With all of life’s moments comes the decision to choose fear or choose love. Sometimes fear wins. And when it does, we wait. We pray for strength; we ask for courage. And eventually, with perseverance, it comes. This has little to do with God and everything to do with us. We decide whether to let our fear rule our heart or to allow love to rule our lives. Sometimes that decision is clear and quick and other times agonizingly slow. The Psalm reminds us that God is always evoking us to choose love, to trust in the Divine presence and assurance, to believe even when God seems far away
As a church we must lean into love rather than surrender to fear. Earlier this year, those tuned into religious news were saddened and dismayed by the General Conference of the United Methodist Church voting to continue the ban on same-sex marriage and LGBT ordinations. This month the United Methodist Church of Minnesota at their statewide conference voted to commit to “full inclusion” of the LGBT community in church life. The resolution states that the LGBT restriction “does great harm to the witness of the United Methodist Church” and vows that the Minnesota conference “will not perpetuate this harm in any form.”

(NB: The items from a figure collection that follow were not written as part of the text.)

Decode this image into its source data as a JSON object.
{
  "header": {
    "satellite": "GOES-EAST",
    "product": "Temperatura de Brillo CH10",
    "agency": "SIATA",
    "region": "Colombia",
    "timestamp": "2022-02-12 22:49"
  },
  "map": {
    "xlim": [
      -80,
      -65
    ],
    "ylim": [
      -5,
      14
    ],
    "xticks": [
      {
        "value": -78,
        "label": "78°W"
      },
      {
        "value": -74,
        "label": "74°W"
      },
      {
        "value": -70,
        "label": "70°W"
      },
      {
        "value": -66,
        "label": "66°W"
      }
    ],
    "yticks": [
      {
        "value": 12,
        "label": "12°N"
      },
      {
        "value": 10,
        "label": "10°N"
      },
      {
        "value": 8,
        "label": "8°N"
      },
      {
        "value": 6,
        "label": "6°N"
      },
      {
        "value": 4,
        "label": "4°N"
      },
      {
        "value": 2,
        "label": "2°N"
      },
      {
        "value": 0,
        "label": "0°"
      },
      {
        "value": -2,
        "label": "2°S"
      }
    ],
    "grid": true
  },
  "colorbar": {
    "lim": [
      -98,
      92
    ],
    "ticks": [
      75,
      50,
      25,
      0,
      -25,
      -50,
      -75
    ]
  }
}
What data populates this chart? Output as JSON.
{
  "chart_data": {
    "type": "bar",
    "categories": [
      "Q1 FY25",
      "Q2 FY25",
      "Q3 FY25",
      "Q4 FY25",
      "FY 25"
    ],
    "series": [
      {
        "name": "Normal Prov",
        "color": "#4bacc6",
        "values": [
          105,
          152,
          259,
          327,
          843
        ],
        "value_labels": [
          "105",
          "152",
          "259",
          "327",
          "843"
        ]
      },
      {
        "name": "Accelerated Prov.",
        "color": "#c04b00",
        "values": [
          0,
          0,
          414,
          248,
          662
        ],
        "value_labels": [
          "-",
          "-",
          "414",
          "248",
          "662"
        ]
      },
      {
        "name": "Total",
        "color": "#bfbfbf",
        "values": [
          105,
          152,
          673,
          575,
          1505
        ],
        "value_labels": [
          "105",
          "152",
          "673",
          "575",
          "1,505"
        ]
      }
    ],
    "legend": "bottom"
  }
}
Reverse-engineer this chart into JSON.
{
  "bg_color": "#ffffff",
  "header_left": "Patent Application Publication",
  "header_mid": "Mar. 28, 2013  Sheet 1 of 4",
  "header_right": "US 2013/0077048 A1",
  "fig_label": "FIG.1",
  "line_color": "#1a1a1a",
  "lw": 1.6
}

“Silence is often harmful and serves to perpetuate discrimination,” said the resolution. “We will no longer remain silent,” church leaders stated in a recent Star Tribune article.
On Friday, the Evangelical Covenant Church voted to evict First Covenant Church of Minneapolis from the denomination and remove the credentials of lead pastor Dan Collison because of First Covenant’s commitment to be a welcoming community to all people. “Love all” is the church’s slogan, and, because of their inclusivity of all, especially the LGBTQ+ community, the church has been embroiled in conflict with the national denomination for five years. Following the decision, this was posted on First Covenant’s Facebook page:
We are deeply grieved as we find ourselves cast out by a denomination that has historically been able to hold differences and find a middle way. We will continue to serve and fully embrace anyone who walks through our doors. The community of First Covenant Church Minneapolis owns the name and building, and our journey continues in love.
All are welcome here.
Our journey continues in love . . . in both of these instances the church could have cowered in fear because of decisions made at a higher level. Instead, grounded in the foundation of God’s assurances and leaning into love rather than freezing, fighting or fleeing, the example of these faith communities invites us to do likewise. Of what are we currently afraid? The calling of a new minister? The continued work of racial justice? The reality that the church does not feel the same as it did a generation ago, a decade ago, even a year ago? What could happen if, instead of fearing the future, we embraced the possibilities of what is to come because we trust that love always wins . . . that our journey together continues in love?
We are weaned from our timidity
In the flush of love’s light
we dare be brave
And suddenly we see
that love costs all we are
and will ever be.
Yet it is only love
which sets us free.
May you indeed claim love—and not heights or flights or crowds or new situations or elevators or loneliness or death or spiders or water or the future or your financial situation or whatever it is you fear. But claim only love to “liberate you into life.” Amen.